Gminne zakłady wodociągów i kanalizacji nie mogą dowolnie dostosowywać cen za dostarczanie wody i odprowadzanie ścieków. Taryfy są ustalane raz na trzy lata i zatwierdzane przez Państwowe Gospodarstwo Wodnego Wody Polskie. Brak zgody regulatora na skrócenie okresu taryfowego i podniesienie taryf sprawił, że Zakład Wodociągów i Kanalizacji w Andrychowie znalazł się w bardzo trudnej sytuacji finansowej. Miejski Zakład Wodociągów i Kanalizacji w Kętach nie boryka się chyba jeszcze z aż tak poważnymi problemami, ale również jest związany taryfą ustaloną przed trzema laty i nie może zmienić cen.

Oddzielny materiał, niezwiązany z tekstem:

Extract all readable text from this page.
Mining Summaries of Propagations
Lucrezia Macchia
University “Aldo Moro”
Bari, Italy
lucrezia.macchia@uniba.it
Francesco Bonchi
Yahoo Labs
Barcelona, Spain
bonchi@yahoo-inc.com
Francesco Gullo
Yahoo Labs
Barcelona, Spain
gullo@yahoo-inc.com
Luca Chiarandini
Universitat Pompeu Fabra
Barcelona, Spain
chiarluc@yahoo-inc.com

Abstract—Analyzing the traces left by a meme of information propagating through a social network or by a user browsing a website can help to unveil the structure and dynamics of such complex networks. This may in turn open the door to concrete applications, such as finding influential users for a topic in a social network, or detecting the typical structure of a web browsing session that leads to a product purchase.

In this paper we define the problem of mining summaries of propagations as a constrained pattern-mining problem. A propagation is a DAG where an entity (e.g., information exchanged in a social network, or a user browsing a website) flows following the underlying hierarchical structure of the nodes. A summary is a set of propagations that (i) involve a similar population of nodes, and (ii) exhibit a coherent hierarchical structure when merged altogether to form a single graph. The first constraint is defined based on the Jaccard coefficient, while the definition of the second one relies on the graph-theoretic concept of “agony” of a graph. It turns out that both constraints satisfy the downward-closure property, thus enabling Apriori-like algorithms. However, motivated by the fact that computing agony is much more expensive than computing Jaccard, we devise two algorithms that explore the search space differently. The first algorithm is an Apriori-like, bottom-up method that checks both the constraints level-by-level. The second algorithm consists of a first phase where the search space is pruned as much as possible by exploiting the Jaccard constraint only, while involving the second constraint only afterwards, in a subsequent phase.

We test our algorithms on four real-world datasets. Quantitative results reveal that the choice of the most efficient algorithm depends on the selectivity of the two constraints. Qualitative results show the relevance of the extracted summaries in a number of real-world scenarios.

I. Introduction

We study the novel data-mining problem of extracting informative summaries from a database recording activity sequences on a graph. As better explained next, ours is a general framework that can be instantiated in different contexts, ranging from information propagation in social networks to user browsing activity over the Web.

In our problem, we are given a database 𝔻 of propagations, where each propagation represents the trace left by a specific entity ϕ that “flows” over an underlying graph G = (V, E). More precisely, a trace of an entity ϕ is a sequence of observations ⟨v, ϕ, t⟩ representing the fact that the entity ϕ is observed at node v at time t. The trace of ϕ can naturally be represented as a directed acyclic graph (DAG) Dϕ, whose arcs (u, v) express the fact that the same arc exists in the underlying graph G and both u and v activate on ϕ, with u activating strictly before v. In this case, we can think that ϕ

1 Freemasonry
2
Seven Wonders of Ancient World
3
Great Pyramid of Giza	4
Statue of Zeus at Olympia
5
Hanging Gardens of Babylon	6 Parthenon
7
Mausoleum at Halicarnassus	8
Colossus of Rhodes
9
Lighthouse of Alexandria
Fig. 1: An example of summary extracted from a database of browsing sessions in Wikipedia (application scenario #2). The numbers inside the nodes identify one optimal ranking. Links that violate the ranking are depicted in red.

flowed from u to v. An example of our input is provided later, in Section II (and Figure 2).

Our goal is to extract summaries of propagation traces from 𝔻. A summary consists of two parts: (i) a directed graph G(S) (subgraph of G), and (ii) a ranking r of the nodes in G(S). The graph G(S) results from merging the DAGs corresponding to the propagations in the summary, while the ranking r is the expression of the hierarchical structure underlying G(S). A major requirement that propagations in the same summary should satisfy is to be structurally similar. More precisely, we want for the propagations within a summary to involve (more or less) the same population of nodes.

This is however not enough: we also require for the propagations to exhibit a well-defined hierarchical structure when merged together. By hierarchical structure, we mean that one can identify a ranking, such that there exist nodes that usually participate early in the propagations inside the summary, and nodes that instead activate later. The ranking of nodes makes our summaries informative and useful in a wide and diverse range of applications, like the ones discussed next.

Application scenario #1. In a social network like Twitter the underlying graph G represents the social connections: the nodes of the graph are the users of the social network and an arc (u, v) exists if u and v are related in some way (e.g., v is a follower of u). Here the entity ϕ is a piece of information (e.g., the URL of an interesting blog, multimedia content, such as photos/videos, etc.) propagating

Jednak mimo to w gminie Kęty od stycznia podskoczyła stawka za ścieki. Jak to możliwe? Otóż tamtejsza Rada Miejska stosuje dopłaty, dzięki którym mieszkańcy nie są obarczani pełnymi kosztami odprowadzania i oczyszczania nieczystości ciekłych. W ubiegłym roku ta dopłata wynosiła 2,02 zł netto do każdego kubika ścieków, ale w listopadzie radni zadecydowali, że od stycznia zostanie ona zmniejszona do 1,19 zł netto. W rezultacie cena dla mieszkańców wzrosła z 10,59 zł do 11,48 zł za metr sześcienny nieczystości.